We're recovering from our date last night with margaritas and burgers at Duffy's Love Shack. I don't think Duffy's has a Zagat rating, but they serve some pretty awesome drinks and reasonably good food from a ramshackle building in the middle of a parking lot. They drag tables and chairs out onto the lot, and have at it. It seems to attract a combination of locals and tourists. We've been there several times before, so I guess we're somewhere in between.
We spent one New Year's Eve at the Love Shack with Kate's brother, Scott Davis. I vaguely remember drinking shots of Stoli by placing my open mouth at the bottom of this huge block of ice with sort of a luge course carved in it. The Stoli sluiced down the luge course picking up speed and a good chill before hitting the back of your throat. Only body shots can compete with this as drinking theatre, but I digress..

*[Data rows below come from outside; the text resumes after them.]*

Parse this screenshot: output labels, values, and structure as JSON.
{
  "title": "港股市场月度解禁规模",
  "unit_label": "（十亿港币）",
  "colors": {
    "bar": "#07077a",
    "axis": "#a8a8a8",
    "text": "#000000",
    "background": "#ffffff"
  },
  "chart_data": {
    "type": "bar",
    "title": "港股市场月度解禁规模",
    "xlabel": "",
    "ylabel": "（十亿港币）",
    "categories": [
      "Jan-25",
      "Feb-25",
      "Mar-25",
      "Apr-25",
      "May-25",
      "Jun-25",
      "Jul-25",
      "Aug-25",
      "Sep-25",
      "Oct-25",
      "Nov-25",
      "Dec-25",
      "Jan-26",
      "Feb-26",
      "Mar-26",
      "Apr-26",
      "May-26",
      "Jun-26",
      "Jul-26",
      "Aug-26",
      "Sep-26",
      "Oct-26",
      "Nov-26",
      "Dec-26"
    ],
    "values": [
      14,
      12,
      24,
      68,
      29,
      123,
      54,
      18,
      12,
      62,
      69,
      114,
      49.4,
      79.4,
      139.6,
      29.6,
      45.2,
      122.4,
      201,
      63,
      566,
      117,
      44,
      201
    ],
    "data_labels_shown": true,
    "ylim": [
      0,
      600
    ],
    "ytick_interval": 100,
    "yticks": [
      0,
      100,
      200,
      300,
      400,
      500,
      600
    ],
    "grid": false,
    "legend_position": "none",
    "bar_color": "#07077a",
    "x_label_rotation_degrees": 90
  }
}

We've been dealing with typical boat stuff. I've gotten to know my Panda generator intimately over the last several days. The generator charges our batteries when we're not running the engine or hooked up to shore power. It's nice having 120 volts to power our two zone reverse cycle AC system, water heater, and trash compactor. These things don't run off the inverter. We don't have to have the engine or generator running to run other 120 volts stuff like computers, stereo, microwave, etc.. These run nicely off our new Outback inverter/charger which is hooked into our "house" batter bank. The house bank consists of four huge AGM batteries tied together to give us about 800 amps, of which you can only use about 50%. If you take amps out, you need to put 'em back, and most cruisers do this with some combination of running an engine, running a generator, or better yet, from a wind generator or solar panels. We don't have either wind or solar power generating capacity yet, so the generator is important. It's been quitting intermittently lately, and after standing on my head, messing with wires and OHM meters, and spending a lot of time on the phone with Fischer Panda folks in Florida, I've concluded the control panel is shot. That's today's project, once the FedEx guy who was supposed to get here yesterday gets here today with a replacement.
Yesterday, our dinghy motor gave it up on my way to the dock. After checking the fuel, filters, changing the spark plugs, and heating up the plugs with a torch, the damned thing still wouldn't start, so I gave up and loaded the 15 HP Yamaha into some guy's truck who agreed to haul it to some guy named Fred who could look at it "maybe on Monday". I'm still getting used to this "island time" thing that seems to downshift effectiveness and intentionality into some lower gear everywhere.
The dinghy motor gave out one day after a chafed area on tender blew out, affording me the opportunity to learn the fine art of executing a Hypalon patch. After roughing the tender up with 80 grit sandpaper and cleaning it with Toulene, I applied three coats of some adhesive to both the dinghy and the patch. So far I think it's holding. Now the dinghy is probably more important to Sophie than anyone, since she's gotten spoiled by her twice daily jaunts to shore where she can do her business. She's just not adapted well to the electric toilets on board Myananda.
So today we'll see if the Panda control panel comes, and if it does, whether that fixes our intermittent shut down issue. We'll see if the dinghy patch holds. We'll think about waxing the topsides and maybe polishing some stainless. Monday we may get our Yamaha back, and maybe the CMAP cartridge I ordered two weeks ago will arrive at Neptune's. And so it goes.